Nameles

First ever open source solution for detecting invalid traffic (ad fraud)

Overview

Nameles is an entropy based open source ad fraud detection solution that detects traffic anomalies agnostically across desktop and mobile. It has been proven[1] to deliver excellent results in detecting banner, video and app fraud at large scale with minimal Total-Cost-of-Ownership.

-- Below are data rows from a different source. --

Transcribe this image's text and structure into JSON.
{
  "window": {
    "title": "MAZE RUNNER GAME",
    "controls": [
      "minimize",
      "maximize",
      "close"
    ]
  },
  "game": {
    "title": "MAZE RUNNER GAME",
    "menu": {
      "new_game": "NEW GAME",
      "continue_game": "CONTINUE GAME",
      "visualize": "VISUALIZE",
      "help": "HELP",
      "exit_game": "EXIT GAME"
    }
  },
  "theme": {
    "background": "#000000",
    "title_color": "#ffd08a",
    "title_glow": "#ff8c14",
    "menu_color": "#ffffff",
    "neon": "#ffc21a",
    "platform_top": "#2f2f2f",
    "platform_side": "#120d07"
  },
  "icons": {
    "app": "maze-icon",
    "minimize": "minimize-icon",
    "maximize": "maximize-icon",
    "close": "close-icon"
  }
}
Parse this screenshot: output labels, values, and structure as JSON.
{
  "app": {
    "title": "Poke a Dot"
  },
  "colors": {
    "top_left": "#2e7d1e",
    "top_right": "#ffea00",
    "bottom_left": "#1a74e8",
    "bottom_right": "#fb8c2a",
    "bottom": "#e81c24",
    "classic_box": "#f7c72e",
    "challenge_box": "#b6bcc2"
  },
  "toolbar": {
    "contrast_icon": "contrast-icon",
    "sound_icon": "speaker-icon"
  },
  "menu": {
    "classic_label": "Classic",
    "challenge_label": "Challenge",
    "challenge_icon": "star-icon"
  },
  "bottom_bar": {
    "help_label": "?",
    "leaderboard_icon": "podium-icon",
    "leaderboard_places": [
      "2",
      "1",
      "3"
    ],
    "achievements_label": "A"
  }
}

Learn more at http://nameles.org

Getting Started

At the moment you have recommended options:

Install from source (with SQL port)

https://github.com/Nameles-Org/Nameles/tree/master/Nameles-SQL

Create the environment:

cd entropy-postgresql && make && sudo make install && cd ..

Create a database:

psql -f create_db.sql

Create the entropy functions in the new database:

psql -d nameless -f entropy-postgresql/create_functions.sql

Install the required python packages for log_migration.py to upload compressed log files:

pip install psycopg2
pip install tld

Upload your logfile format:

./nameless-log-migration <logday> /path/to/log/files/my_log_000*.csv.gz

Where <logday> is the date of the file you are uploading.

NOTE: you can test your installation first using the provided test log file:

wget https://github.com/Nameles-Org/Nameles/blob/master/tests/ssp_bid_sample.csv.gz && ./nameless-log-migration 20160101 /path/to/log/files/ssp_bid_sample.csv.gz

In some cases you have to do minor changes to your log file format before running nameless-log-migration script.

This will create the following tables in the database:

tuples.ip_ref_<logday> Table of tuples <IP, referrer, count> with the aggregate count of non-concurrent ad-requests with the same IP and referrer.

Temporary tables with the total number of ad-requests and normalized entropy score for the log day of both, referrers and IPs. These tables will be merged in the stats tables for IPs and referrers.

Install from source (without SQL port)

https://github.com/Nameles-Org/Nameles/tree/master/Nameles-nodb

NOTE: this will still require PostgreSQL (9.4) to be installed in the system.

Install from Linux Package [EXPERIMENTAL]

https://github.com/Nameles-Org/Nameles/tree/master/Easy%20Install%20Option

Usage

By Querying the Database

The tables in the database can be queried as regular SQL tables.

Through an API

Method

Nameles use a three staged approach where:

  1. Entropy is computed for each referrer in the dataset
  2. The Normalized Entropy Score (NES) is calculated for each referrer
  3. Based on NES the referrers are grouped in to statistically meaningful groups

The grouping in step-3 is done based on how suspicious the referrer is based on its NES score. The groupings:

critical (highest level of suspicion)

high

moderate

low (highest level of suspicion)

The way the score is calculated and the resulting grouping is affected by the way the system owner sets the rules for scoring. The owner is left with the decision if they want to set the system to have many false positive or many false negatives. The recommendation is for “paranoid” setting, as there is much more inventory in the programmatic market than there is demand. In fact, due to the high perishability of media inventory, it is likely that more than 90% of all inventory never gets sold. Even if just 10% is never getting sold, filtering out 10% would not reduce inventory that is available for buying.

NES Score

The unique value of Nameles is the Normalized Entropy Score (NES) it provides for any referrer, regardless if it’s desktop or mobile, app, video or banners. The formal expression to compute NES is as follows:

https://s23.postimg.org/noboa25fv/Screen_Shot_2016_12_29_at_18_34_59.png

Total-Cost-of-Operation

One of the key considerations in the research and development that led to Nameles was Total-Cost-of-Onwership. This can be split in to two parts; Non-Recurring-Cost (NRC) and Recurring-Cost (RC).

In the case of NRC, we can safely say that it is negligible. In fact, a small startup company could fully deploy and adopt for actual business use, the Nameles system with 1 man-week of work, if not less. In the case of bigger organizations, there tends to be more overhead with introducing anything new, so NRC might be higher depending on the culture and other factors pertaining to the organization in question.

In terms of RC, depending on the database backend, the C codes that compute the NES can process roughly 10 billion rows of bid stream data per 24 hour period with a 16-core 48gb RAM Linux server. Using the same machine and the SQL provided you’ll find in this repository, scores can be computed to up to 2 billion rows per day.

Log File Format

Nameles has been built and tested with various common bid / log file formats, and can be easily setup to work with others. The codes that you find in the repo will work with the following format out-of-the-box:

107.219.252.241,LF5rUhJzH15Oh9BrtFRRiu7cY+g=,”Mozilla/5.0 (Linux; Android 6.0.1; SM-G900V Build/MMB29M; wv) AppleWebKit/537.36 (KHTML, like Gecko) Version/4.0 Chrome/54.0.2840.85 Mobile Safari/537.36”,net.zedge.android,,2016-12-01 14:19:04

NOTE: this row highlights example of one row / entry in a larger file.